Je réfléchis quelques secondes sans trouver le moindre moyen de le battre sans risquer la vie de la jeune femme. Les deux hommes de droites se levèrent et me mirent à terre en me rouant de coups. C'est alors que la jeune femme donna un grand coup de tête dans le menton (encore) à l'homme qui la tenait. Elle prit mon harpon et le lança aux pieds d'un des marines qui me battaient. Je le pris de ma main droite et le leva verticalement pour castrer le soldat ( celui là ne se relèvera plus). Je pus me relever et poussa à l'eau le dernier homme debout avec toute ma force restante. La femme m'amena vite au bateau se trouvant à côté et me dit :

- Encore désolée, tu es une bonne personne heu...

- Jakken... Jakken Strider, balbutiai-je encore sous le choc des coups reçus.

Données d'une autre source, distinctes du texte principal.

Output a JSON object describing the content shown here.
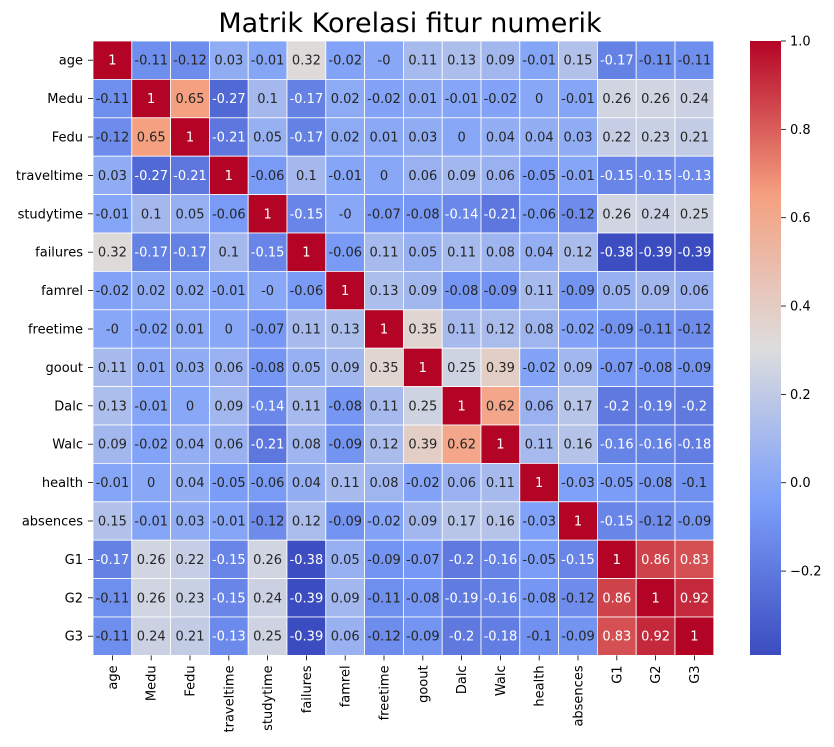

- Il y a de quoi se nourrir et une carte dans le bateau, je te dois bien ça.

- Ça va aller pour toi ? M'inquiétai-je.

- Ne t'inquiètes pas, de toute façon ils sont tous KO, je dirai que tu m'as menacé. Répondit-elle avec un sourire malicieux.

- Mmm... On dirait que je suis passé de l'autre côté. Dis-je en levant la tête pour regarder les étoiles. Après ça plus rien ne sera comme avant.

- Ça t'arrange n'est-ce pas ? Tu as la tête de quelqu'un qui n'était pas content de se qu'il était et qui se sent toujours seul.

- Tu vois tout ça sur ma tête toi ? T'es vachement étrange... heu...

- Tina, appelle moi Tina. Dit-elle en me présentant sa main.

- Bonne chance l'étrange Tina de Loguetown.

- Bonne chance le solitaire Jakken hors-la-loi.

Sur ce je mis les voiles pour quitter cette belle petite île sur mon petit navire. Le ciel, la mer et mon cœur étaient calme mais je sentais que l'orage approchait à grand pas...

- Le solitaire Jakken hors-la-loi... Ça sonne plutôt bien.